Is it fate when something bad happens, or good things, for that matter? Kismet? God’s will? Hell no. Shit happens. What you do with these experiences is what matters. Does the experience break you or teach you something valuable? Do you accept that this terrible thing happened, and find the lessons there, the gratitude, huge overarching gratitude, that he or she wasn’t called, but survived, even if diminished, he or she survived. Nearly 16 years ago I torqued my knee in a dance class and it changed the course of my life. It led me into leading a life of chronic pain and you know what? I have learned a lot. I have learned so much that I almost, not quite but almost, appreciate all that has happened. “Gratitude” is my guiding force. I have many physical limitations but I can go contra dancing and dance every dance, from the first dance to the last waltz, for 3 hours, 2 or 3 times a week. Gratitude?  Big time.

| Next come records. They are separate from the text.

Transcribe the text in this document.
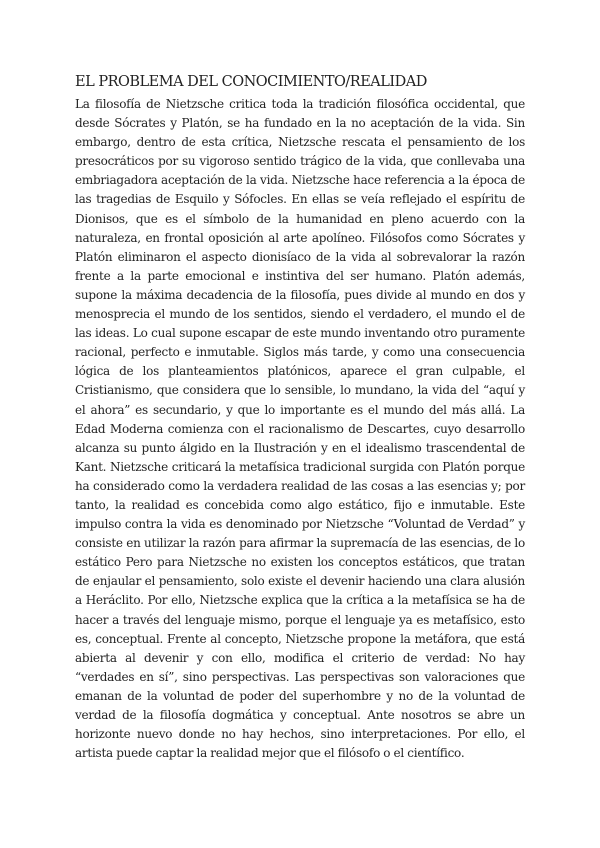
EL PROBLEMA DEL CONOCIMIENTO/REALIDAD

La filosofía de Nietzsche critica toda la tradición filosófica occidental, que desde Sócrates y Platón, se ha fundado en la no aceptación de la vida. Sin embargo, dentro de esta crítica, Nietzsche rescata el pensamiento de los presocráticos por su vigoroso sentido trágico de la vida, que conllevaba una embriagadora aceptación de la vida. Nietzsche hace referencia a la época de las tragedias de Esquilo y Sófocles. En ellas se veía reflejado el espíritu de Dionisos, que es el símbolo de la humanidad en pleno acuerdo con la naturaleza, en frontal oposición al arte apolíneo. Filósofos como Sócrates y Platón eliminaron el aspecto dionisíaco de la vida al sobrevalorar la razón frente a la parte emocional e instintiva del ser humano. Platón además, supone la máxima decadencia de la filosofía, pues divide al mundo en dos y menosprecia el mundo de los sentidos, siendo el verdadero, el mundo el de las ideas. Lo cual supone escapar de este mundo inventando otro puramente racional, perfecto e inmutable. Siglos más tarde, y como una consecuencia lógica de los planteamientos platónicos, aparece el gran culpable, el Cristianismo, que considera que lo sensible, lo mundano, la vida del “aquí y el ahora” es secundario, y que lo importante es el mundo del más allá. La Edad Moderna comienza con el racionalismo de Descartes, cuyo desarrollo alcanza su punto álgido en la Ilustración y en el idealismo trascendental de Kant. Nietzsche criticará la metafísica tradicional surgida con Platón porque ha considerado como la verdadera realidad de las cosas a las esencias y; por tanto, la realidad es concebida como algo estático, fijo e inmutable. Este impulso contra la vida es denominado por Nietzsche “Voluntad de Verdad” y consiste en utilizar la razón para afirmar la supremacía de las esencias, de lo estático Pero para Nietzsche no existen los conceptos estáticos, que tratan de enjaular el pensamiento, solo existe el devenir haciendo una clara alusión a Heráclito. Por ello, Nietzsche explica que la crítica a la metafísica se ha de hacer a través del lenguaje mismo, porque el lenguaje ya es metafísico, esto es, conceptual. Frente al concepto, Nietzsche propone la metáfora, que está abierta al devenir y con ello, modifica el criterio de verdad: No hay “verdades en sí”, sino perspectivas. Las perspectivas son valoraciones que emanan de la voluntad de poder del superhombre y no de la voluntad de verdad de la filosofía dogmática y conceptual. Ante nosotros se abre un horizonte nuevo donde no hay hechos, sino interpretaciones. Por ello, el artista puede captar la realidad mejor que el filósofo o el científico.
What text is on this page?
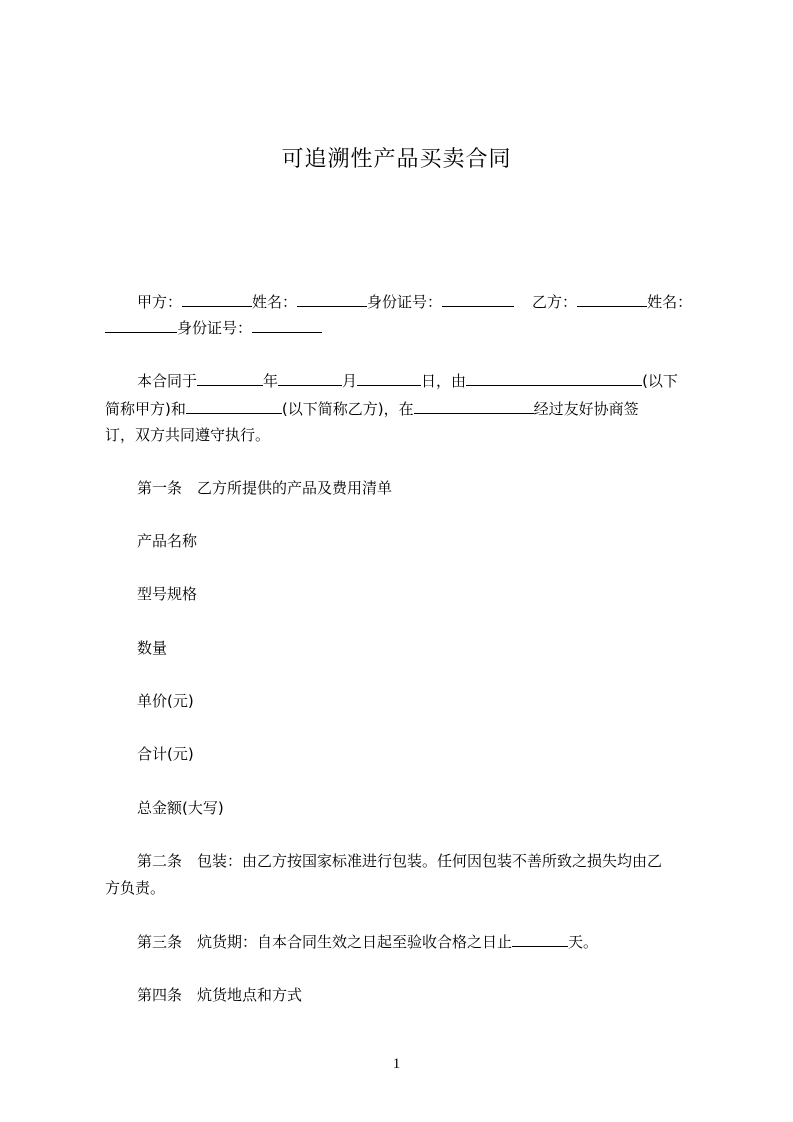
可追溯性产品买卖合同
甲方：	姓名：	身份证号：	乙方：	姓名：
身份证号：
本合同于	年	月	日，由	(以下
简称甲方)和	(以下简称乙方)，在	经过友好协商签
订，双方共同遵守执行。
第一条　乙方所提供的产品及费用清单
产品名称
型号规格
数量
单价(元)
合计(元)
总金额(大写)
第二条　包装：由乙方按国家标准进行包装。任何因包装不善所致之损失均由乙
方负责。
第三条　炕货期：自本合同生效之日起至验收合格之日止	天。
第四条　炕货地点和方式
1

Martha Beck wrote: No part of your experience is wasted. Everything you’ve experienced so far is part of what you were meant to learn. I would say, everything you’ve experienced is an opportunity to learn something.

I always loved this quote, don’t know where it comes from: When we come to the edge of all the light we have, and must take a step into the darkness of the unknown, we must believe one of two things. Either we will find something firm to stand on or we will be taught to fly.

Either way, we must discover what really matters. Was that experience the end of the world as we know it, were we, or he, or she called? Or was it a close call, and a cause for celebration?